Among Latinos, national polls demonstrate their strong support for the ACA. Our values are aligned with the historic decision to reform health care. In Texas, we represent 37 percent of the population yet 58 percent of the uninsured. Research indicates that the shift to a Latino majority state also means a shift to greater incidence and prevalence of chronic disease. Not seeking preventive care, prevalence of chronic health conditions, excessive emergency room use, lost work productivity and related financial insecurity are disparities and inequities that can be addressed through the ACA.
As we approach the November elections, health care and Medicare dominate the political and policy discussions and some question the effectiveness of ACA. Yet, the VA health system and Medicare are forms of socialized medicine with high marks for providing quality health care. Those who say “we must control health care costs” are short-sighted and ignore the victims and the powerless. Too many Texas political leaders are rich in biased ideology and political rhetoric which has little to do with reasonably objective conservative or liberal values on policy positions.
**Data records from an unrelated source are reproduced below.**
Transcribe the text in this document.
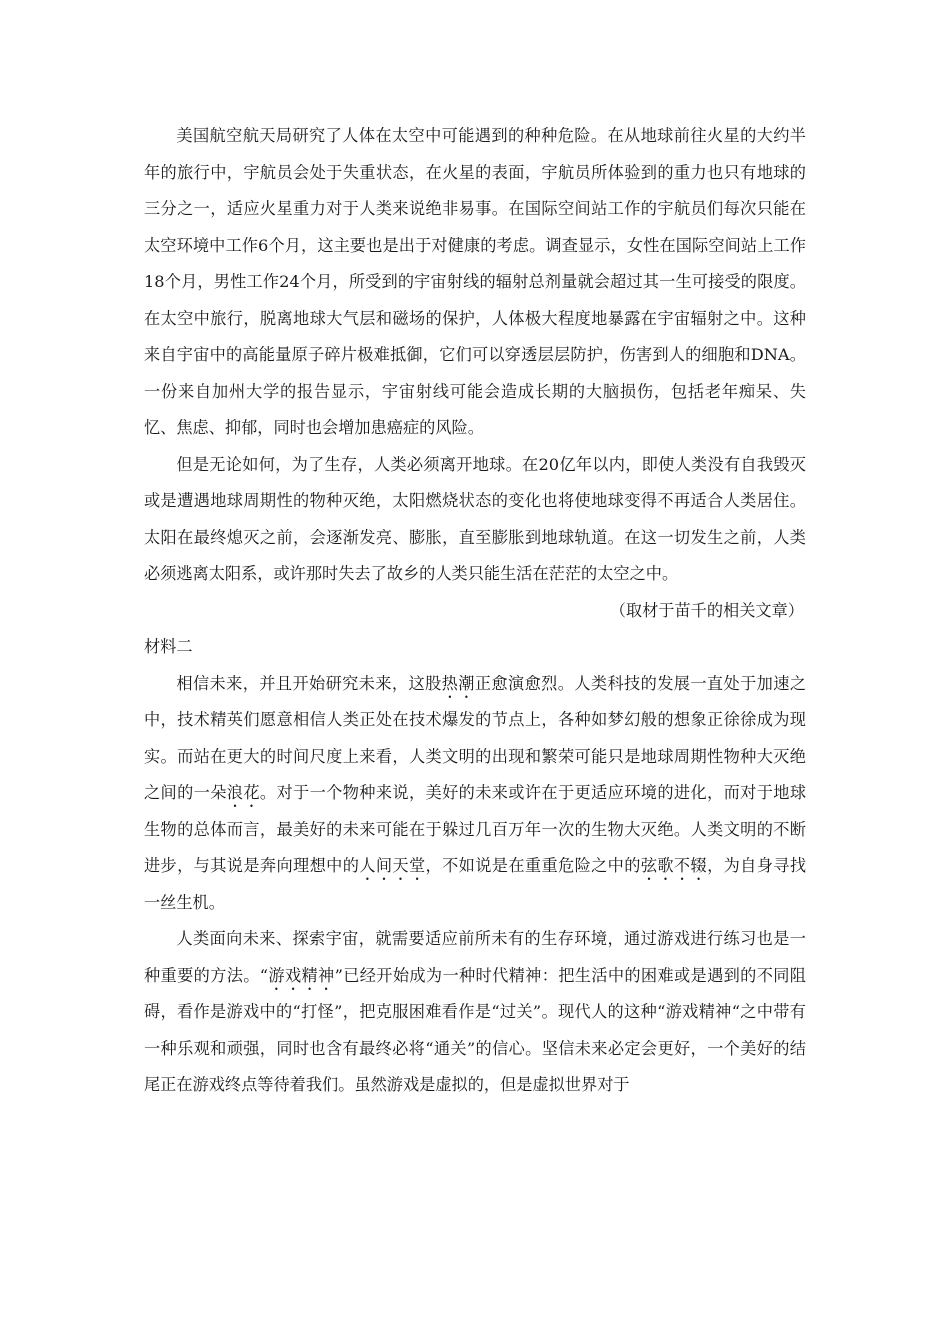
美国航空航天局研究了人体在太空中可能遇到的种种危险。在从地球前往火星的大约半年的旅行中，宇航员会处于失重状态，在火星的表面，宇航员所体验到的重力也只有地球的三分之一，适应火星重力对于人类来说绝非易事。在国际空间站工作的宇航员们每次只能在太空环境中工作6个月，这主要也是出于对健康的考虑。调查显示，女性在国际空间站上工作18个月，男性工作24个月，所受到的宇宙射线的辐射总剂量就会超过其一生可接受的限度。在太空中旅行，脱离地球大气层和磁场的保护，人体极大程度地暴露在宇宙辐射之中。这种来自宇宙中的高能量原子碎片极难抵御，它们可以穿透层层防护，伤害到人的细胞和DNA。一份来自加州大学的报告显示，宇宙射线可能会造成长期的大脑损伤，包括老年痴呆、失忆、焦虑、抑郁，同时也会增加患癌症的风险。

但是无论如何，为了生存，人类必须离开地球。在20亿年以内，即使人类没有自我毁灭或是遭遇地球周期性的物种灭绝，太阳燃烧状态的变化也将使地球变得不再适合人类居住。太阳在最终熄灭之前，会逐渐发亮、膨胀，直至膨胀到地球轨道。在这一切发生之前，人类必须逃离太阳系，或许那时失去了故乡的人类只能生活在茫茫的太空之中。

（取材于苗千的相关文章）

材料二

相信未来，并且开始研究未来，这股热潮正愈演愈烈。人类科技的发展一直处于加速之中，技术精英们愿意相信人类正处在技术爆发的节点上，各种如梦幻般的想象正徐徐成为现实。而站在更大的时间尺度上来看，人类文明的出现和繁荣可能只是地球周期性物种大灭绝之间的一朵浪花。对于一个物种来说，美好的未来或许在于更适应环境的进化，而对于地球生物的总体而言，最美好的未来可能在于躲过几百万年一次的生物大灭绝。人类文明的不断进步，与其说是奔向理想中的人间天堂，不如说是在重重危险之中的弦歌不辍，为自身寻找一丝生机。

人类面向未来、探索宇宙，就需要适应前所未有的生存环境，通过游戏进行练习也是一种重要的方法。“游戏精神”已经开始成为一种时代精神：把生活中的困难或是遇到的不同阻碍，看作是游戏中的“打怪”，把克服困难看作是“过关”。现代人的这种“游戏精神“之中带有一种乐观和顽强，同时也含有最终必将“通关”的信心。坚信未来必定会更好，一个美好的结尾正在游戏终点等待着我们。虽然游戏是虚拟的，但是虚拟世界对于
As a result, Texas is near dirt poor in human investments in education and health. The politics and policies that favor the few are a central message why it’s okay to be a low pay and poor income state – most of us may have a job, but many just get by day to day. For the average Texan, it creates a high-risk environment for poor health and financial insecurity.
Good health is a financial asset because it contributes significantly to our state’s economic growth. Demand support for the ACA’s expansion of Medicaid and the Health Insurance Exchange from your legislative representative.